Poisson distribution: How tensile properties of particulate polymer composites are enhanced in a Poisson-motivated Taguchi method

Ajibade, O.A. ; Agunsoye, J.O. ; Oke, S.A. (2019)

Article

This paper examines how the Poisson distribution is being used to model the tensile properties of selected particulate reinforced polymer composites. While past studies have shown that the Taguchi method provides robust optimized composites for cost and maximum wastes reinforcement utilization, the link between optimisation and particulates with an indefinitely large number of trials to optimize has not been overtly revealed. This paper proposes a Poisson distribution to obtain the probability of each tensile property occurring independently at a fixed rate within the Taguchi scheme to address this issue. These were used as factor-levels in a Poisson-motivated Taguchi optimisation process and tested on five different composite blends of a dual reinforcement and epoxy resin matrix. The composites were treated under various curing regimes (80, 100, 120 oC).

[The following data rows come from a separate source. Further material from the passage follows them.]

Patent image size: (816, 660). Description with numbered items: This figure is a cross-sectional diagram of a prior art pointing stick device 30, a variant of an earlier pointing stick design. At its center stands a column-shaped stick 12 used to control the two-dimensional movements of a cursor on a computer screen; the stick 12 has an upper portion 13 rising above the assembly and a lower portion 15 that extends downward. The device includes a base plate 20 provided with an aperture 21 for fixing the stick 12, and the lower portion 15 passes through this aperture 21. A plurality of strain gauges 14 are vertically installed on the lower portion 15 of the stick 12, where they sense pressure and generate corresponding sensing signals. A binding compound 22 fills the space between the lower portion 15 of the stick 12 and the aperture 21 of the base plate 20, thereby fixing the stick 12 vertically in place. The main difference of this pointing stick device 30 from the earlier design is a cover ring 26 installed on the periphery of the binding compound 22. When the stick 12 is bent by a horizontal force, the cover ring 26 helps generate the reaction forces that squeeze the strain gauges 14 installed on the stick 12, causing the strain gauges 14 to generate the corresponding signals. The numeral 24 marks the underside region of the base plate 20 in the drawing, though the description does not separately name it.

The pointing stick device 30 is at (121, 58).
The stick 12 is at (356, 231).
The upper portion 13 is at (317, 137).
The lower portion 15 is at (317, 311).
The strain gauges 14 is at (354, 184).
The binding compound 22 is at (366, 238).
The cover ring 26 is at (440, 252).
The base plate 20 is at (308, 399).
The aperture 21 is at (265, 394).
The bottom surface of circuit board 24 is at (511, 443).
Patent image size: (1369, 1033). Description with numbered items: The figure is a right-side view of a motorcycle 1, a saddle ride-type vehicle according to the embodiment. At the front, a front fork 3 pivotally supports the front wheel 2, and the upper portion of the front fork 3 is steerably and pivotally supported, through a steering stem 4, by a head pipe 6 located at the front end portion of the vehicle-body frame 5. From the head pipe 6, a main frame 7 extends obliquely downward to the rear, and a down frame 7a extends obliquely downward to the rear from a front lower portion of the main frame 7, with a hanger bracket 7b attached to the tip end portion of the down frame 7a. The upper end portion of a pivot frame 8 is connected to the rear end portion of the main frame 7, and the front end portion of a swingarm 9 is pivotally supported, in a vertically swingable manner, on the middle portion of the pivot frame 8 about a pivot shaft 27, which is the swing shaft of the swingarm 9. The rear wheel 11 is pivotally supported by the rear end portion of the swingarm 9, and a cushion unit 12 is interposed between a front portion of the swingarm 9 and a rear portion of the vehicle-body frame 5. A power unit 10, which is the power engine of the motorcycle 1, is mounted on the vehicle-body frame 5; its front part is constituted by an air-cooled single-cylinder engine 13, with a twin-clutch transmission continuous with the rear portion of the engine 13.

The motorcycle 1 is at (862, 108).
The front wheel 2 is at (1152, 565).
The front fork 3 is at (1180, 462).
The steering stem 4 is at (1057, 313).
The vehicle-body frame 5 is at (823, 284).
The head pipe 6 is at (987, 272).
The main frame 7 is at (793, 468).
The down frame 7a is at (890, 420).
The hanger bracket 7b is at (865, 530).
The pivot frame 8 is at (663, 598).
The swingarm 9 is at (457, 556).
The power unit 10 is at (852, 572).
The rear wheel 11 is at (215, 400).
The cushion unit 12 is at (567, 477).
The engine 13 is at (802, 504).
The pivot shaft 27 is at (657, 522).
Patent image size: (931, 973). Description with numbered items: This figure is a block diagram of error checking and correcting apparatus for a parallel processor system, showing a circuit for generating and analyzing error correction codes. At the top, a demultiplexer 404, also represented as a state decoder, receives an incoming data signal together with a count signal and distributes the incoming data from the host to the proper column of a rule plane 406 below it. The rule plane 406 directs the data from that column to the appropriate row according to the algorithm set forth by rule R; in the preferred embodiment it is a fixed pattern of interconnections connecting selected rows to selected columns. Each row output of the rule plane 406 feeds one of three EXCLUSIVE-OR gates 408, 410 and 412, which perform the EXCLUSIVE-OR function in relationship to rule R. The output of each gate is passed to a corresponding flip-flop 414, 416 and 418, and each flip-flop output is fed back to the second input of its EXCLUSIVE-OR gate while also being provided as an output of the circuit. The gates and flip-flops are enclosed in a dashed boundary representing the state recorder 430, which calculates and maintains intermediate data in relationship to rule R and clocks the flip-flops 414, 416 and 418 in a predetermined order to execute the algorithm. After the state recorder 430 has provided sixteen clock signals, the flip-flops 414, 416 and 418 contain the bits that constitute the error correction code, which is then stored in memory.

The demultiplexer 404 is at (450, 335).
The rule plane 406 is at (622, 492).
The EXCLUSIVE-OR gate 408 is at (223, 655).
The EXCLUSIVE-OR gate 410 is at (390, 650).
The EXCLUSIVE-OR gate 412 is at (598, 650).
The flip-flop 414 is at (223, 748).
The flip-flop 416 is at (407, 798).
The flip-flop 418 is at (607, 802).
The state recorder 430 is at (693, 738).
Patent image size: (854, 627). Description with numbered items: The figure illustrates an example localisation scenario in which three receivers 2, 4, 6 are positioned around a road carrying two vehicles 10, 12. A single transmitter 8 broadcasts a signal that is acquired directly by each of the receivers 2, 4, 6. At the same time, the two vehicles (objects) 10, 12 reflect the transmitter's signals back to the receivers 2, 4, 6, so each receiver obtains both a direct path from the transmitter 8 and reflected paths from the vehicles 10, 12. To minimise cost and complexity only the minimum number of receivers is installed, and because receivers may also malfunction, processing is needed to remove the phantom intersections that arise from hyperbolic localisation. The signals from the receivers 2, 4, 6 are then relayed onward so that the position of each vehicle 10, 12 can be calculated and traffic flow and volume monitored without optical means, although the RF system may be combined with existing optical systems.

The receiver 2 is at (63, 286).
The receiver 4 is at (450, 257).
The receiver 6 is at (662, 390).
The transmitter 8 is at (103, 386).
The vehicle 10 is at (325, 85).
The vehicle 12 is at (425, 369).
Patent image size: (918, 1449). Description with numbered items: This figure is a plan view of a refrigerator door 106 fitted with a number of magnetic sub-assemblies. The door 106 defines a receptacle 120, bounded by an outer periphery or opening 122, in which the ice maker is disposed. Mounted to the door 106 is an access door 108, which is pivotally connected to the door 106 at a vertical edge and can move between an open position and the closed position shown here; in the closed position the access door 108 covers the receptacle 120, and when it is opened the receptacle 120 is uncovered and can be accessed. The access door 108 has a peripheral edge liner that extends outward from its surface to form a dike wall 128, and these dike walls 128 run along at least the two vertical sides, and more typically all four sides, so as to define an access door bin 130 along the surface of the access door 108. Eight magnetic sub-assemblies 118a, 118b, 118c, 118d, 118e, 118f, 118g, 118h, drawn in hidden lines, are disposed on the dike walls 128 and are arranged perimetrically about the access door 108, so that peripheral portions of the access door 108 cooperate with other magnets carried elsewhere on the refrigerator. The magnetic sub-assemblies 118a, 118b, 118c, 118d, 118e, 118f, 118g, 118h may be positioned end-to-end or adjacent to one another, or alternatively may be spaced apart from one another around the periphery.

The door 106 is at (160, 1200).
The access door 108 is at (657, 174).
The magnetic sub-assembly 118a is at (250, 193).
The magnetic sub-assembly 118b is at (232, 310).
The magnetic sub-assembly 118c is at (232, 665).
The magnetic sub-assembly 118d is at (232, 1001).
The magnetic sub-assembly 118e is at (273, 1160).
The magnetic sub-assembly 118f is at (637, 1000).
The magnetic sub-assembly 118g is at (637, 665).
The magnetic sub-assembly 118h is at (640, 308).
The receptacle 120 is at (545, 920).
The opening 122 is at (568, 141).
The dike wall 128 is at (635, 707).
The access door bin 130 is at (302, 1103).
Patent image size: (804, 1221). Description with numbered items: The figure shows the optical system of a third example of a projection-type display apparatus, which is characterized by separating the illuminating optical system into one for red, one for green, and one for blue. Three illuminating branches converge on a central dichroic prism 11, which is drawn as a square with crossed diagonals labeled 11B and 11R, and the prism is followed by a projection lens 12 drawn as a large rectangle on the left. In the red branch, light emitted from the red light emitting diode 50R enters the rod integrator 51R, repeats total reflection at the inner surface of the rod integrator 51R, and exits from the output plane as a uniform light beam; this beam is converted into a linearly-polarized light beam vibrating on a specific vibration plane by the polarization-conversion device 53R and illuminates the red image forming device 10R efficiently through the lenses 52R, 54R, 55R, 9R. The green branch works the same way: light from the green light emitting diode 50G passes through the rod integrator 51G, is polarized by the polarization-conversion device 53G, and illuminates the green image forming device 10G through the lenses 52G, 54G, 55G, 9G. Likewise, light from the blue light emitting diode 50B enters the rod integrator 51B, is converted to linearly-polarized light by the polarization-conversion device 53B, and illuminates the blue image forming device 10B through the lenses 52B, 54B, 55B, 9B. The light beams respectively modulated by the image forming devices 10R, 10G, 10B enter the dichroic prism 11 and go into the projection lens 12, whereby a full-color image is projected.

Based on the tensile properties of extension, load, strain and stress, the Taguchi method yielded an optimal parametric setting of A4B1C4D4 for the orange peel/coconut, palm kernel/coconut and periwinkle egg shell composites, while optimal parametric settings of A4B1C4D1 and A4B1C4D2 were obtained for the orange peel/periwinkle and palm kernel/egg shell composites, respectively. The Poisson motivated-Taguchi optimisation yielded optimal parametric settings of A1-2,B1-2,C1D4, A1-2,B1-2,C1,D1,4, A1-2,B1-2,C1,D1,4, A1-2,B1-2,C1,D1,4 and A1-2,B1-2,C1,D1,4, respectively, for orange peel/coconut, palm kernel/coconut, periwinkle/egg, orange peel/periwinkle and palm kernel/egg shell blends. Hence, there is a possibility of obtaining more than one factor level as an optimum condition. Overall, by analyzing the role of the Poisson distribution to enhance the tensile properties of selected polymer composites, our model departs from existing views of Taguchi optimisation methods and sheds novel light on optimisation enhancement.